Fables, şimdilerde televizyonda devam etmekte olan “Once Upon a Time” ve “Grimm” adlı dizilerin varolma sebebidir. Zira her iki seri de önce Fables’ı konu alana projeler olarak başlamış, fakat türlü sorunlar yüzünden devşirilerek şimdiki hallerine getirilmiştir. İşin acısı, Once Upon a Time’ın yaratıcıları sonralardan Edward Kitsis ve Adam Horowitz, bir kaç Fables sayısı okuduklarını ama aynı oyun alanında farklı hikayeler olduklarını iddia etmişlerdir. Çok benzer bir araklama vakasıyla bizzat yüzleşmek zorunda kaldığım için “Hadi ordan!” diyorum. Sanki hikaye elementleri anonim olunca fikir de anonim olmak zorunda! Neyse…

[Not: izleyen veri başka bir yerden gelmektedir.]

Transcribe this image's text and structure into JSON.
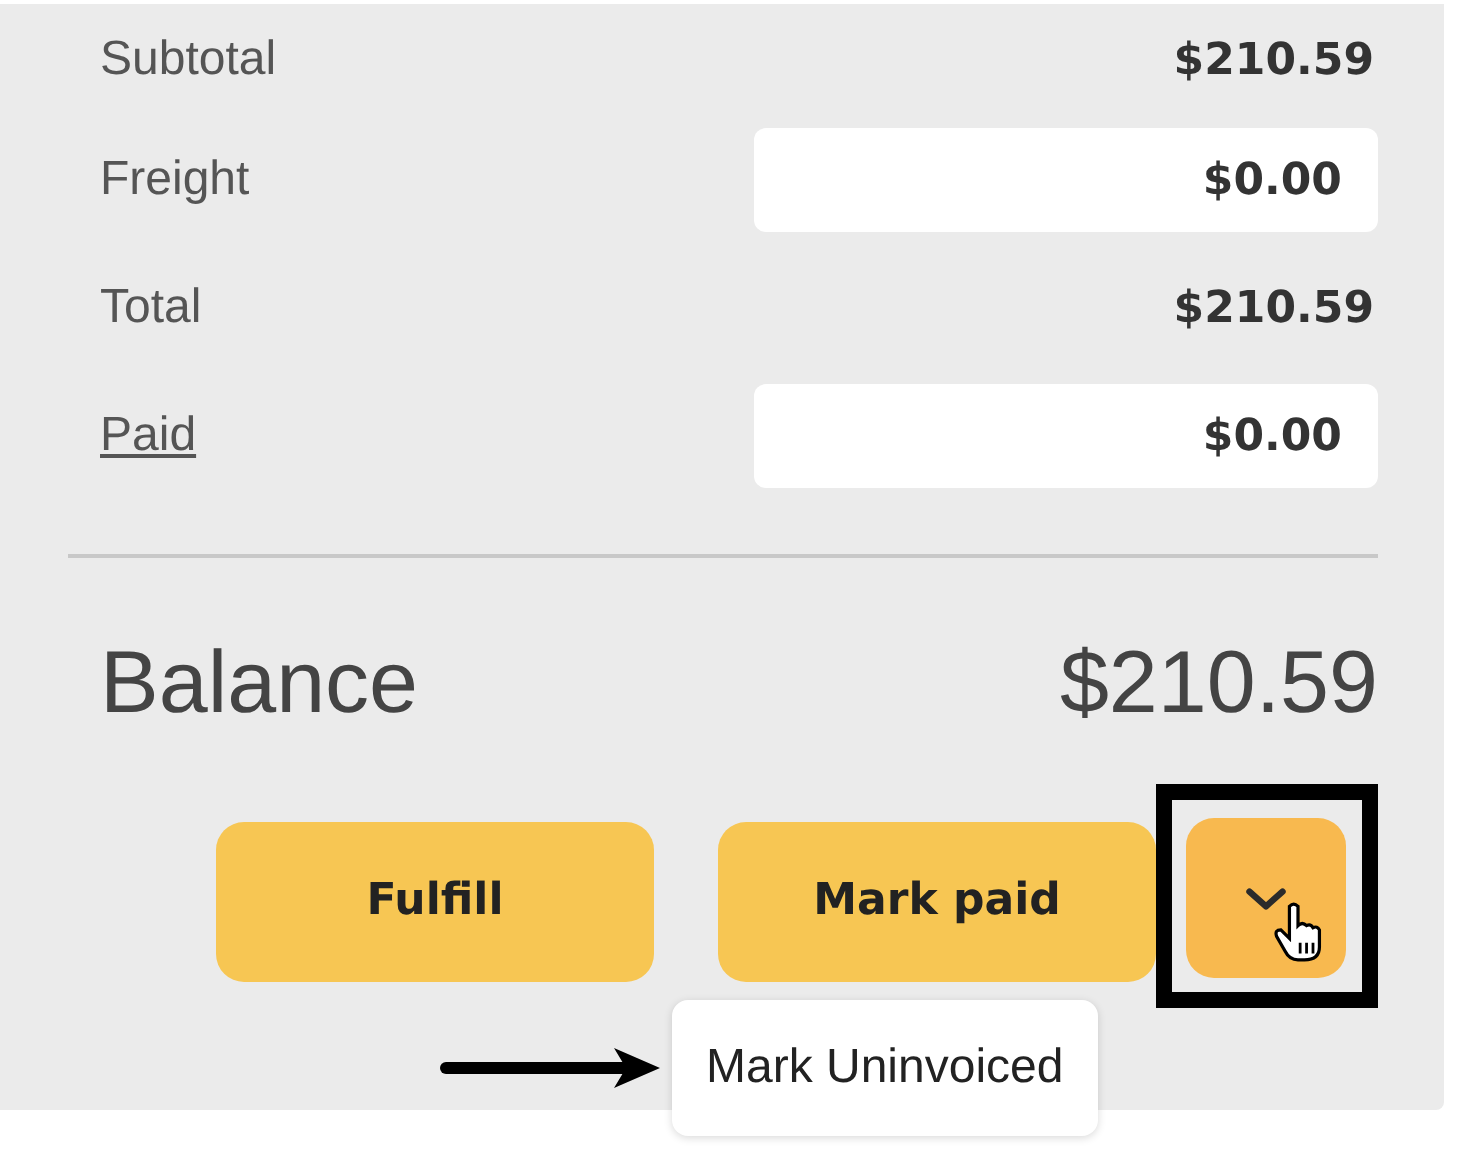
{
  "summary": [
    {
      "label": "Subtotal",
      "link": false,
      "kind": "static",
      "value": "$210.59"
    },
    {
      "label": "Freight",
      "link": false,
      "kind": "input",
      "value": "$0.00"
    },
    {
      "label": "Total",
      "link": false,
      "kind": "static",
      "value": "$210.59"
    },
    {
      "label": "Paid",
      "link": true,
      "kind": "input",
      "value": "$0.00"
    }
  ],
  "balance": {
    "label": "Balance",
    "value": "$210.59"
  },
  "buttons": [
    {
      "label": "Fulfill",
      "kind": "primary"
    },
    {
      "label": "Mark paid",
      "kind": "primary"
    },
    {
      "kind": "dropdown",
      "highlighted": true
    }
  ],
  "menu": {
    "items": [
      "Mark Uninvoiced"
    ]
  }
}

Masalları da Kendimize Benzetmişiz

Hikaye tahmin ettiğiniz gibi Fabletown’da geçiyor. 1986 yılında, yani Fables’ın ilk sayısındaki olaylardan bir kaç yıl önceki sıkıntılı bir dönemi konu alıyor. 17’inci yüzyılda kurulan kasaba, tarih ilerledikçe dış dünyadaki değişime direnememiş ve hem ekonomik, hem de ahlaki yozlaşma içine girmiştir.

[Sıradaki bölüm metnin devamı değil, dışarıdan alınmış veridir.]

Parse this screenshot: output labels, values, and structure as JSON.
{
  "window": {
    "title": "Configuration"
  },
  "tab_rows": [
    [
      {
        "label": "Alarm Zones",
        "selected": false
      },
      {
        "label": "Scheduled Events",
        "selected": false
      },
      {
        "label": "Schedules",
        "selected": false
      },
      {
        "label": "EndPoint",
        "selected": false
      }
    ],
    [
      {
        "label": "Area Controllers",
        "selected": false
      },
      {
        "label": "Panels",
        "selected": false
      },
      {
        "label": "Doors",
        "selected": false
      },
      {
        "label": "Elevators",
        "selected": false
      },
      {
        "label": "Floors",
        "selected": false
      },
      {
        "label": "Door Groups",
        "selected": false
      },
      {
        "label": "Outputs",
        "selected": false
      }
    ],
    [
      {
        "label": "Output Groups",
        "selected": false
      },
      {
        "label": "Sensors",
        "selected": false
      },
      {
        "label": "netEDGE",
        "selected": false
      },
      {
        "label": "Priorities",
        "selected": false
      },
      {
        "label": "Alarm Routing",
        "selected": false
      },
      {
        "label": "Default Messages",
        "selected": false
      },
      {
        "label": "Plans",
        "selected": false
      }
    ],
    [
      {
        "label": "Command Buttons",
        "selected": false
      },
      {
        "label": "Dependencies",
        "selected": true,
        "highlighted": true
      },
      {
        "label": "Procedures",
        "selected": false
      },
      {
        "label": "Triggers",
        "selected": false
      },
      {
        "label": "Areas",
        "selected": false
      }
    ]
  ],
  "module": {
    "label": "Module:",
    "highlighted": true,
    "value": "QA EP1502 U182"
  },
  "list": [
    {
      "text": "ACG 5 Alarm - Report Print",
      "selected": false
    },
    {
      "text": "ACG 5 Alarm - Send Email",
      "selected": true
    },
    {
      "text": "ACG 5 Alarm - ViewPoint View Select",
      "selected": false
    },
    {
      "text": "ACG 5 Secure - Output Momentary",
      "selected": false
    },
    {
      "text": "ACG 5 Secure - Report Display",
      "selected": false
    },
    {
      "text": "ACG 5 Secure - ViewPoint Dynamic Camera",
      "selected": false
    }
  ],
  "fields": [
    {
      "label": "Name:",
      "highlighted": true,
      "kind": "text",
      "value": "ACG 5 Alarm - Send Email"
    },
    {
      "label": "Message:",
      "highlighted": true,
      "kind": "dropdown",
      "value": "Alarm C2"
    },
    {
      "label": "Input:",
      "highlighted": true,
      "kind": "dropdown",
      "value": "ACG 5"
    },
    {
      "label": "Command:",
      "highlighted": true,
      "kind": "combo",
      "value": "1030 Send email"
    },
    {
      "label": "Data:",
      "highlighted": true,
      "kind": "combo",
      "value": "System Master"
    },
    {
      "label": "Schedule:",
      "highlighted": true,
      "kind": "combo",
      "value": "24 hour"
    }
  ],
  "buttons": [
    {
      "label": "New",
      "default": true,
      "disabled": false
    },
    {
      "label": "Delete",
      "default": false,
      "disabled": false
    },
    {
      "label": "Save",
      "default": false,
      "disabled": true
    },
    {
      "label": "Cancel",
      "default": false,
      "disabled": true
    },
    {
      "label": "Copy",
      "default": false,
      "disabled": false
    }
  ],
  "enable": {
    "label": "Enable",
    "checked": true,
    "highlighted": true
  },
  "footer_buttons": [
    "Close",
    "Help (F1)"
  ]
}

"Ya Bigby, şu kettle'a tıklasana gelirken. Zaten zamanında evimi yıkmıştın!"

“Ya Bigby, şu kettle’a tıklasana gelirken. Zaten zamanında evimi yıkmıştın!”

Oyunda, gizemli bir cinayet vakasını çözmeye çalışan kasabanın şerifi Bigby Wolf’u, yani nam-ı diğer Büyük Koca Kurt’u canlandırıyoruz. Hani şu üç küçük domuzun kulübelerini üfleyerek yıkan, hatta Kırmızı Başlıklı Kız’ın büyükannesini yiyen var ya? O işte… Bigby ile birlikte başrolü vali yardımcısı Snow White’ın (Pamuk Prenses) paylaştığını söyleyebiliriz. Bu ikilinin kimyası gerçekten çok hoş. Elbette oyunda Snow White dışında Avcı, Ichabod Crane, Büyülü Ayna, Kurbağa Prens, Güzel ve Çirkin gibi bir çok Fables karakteriyle de iletişim halindeyiz.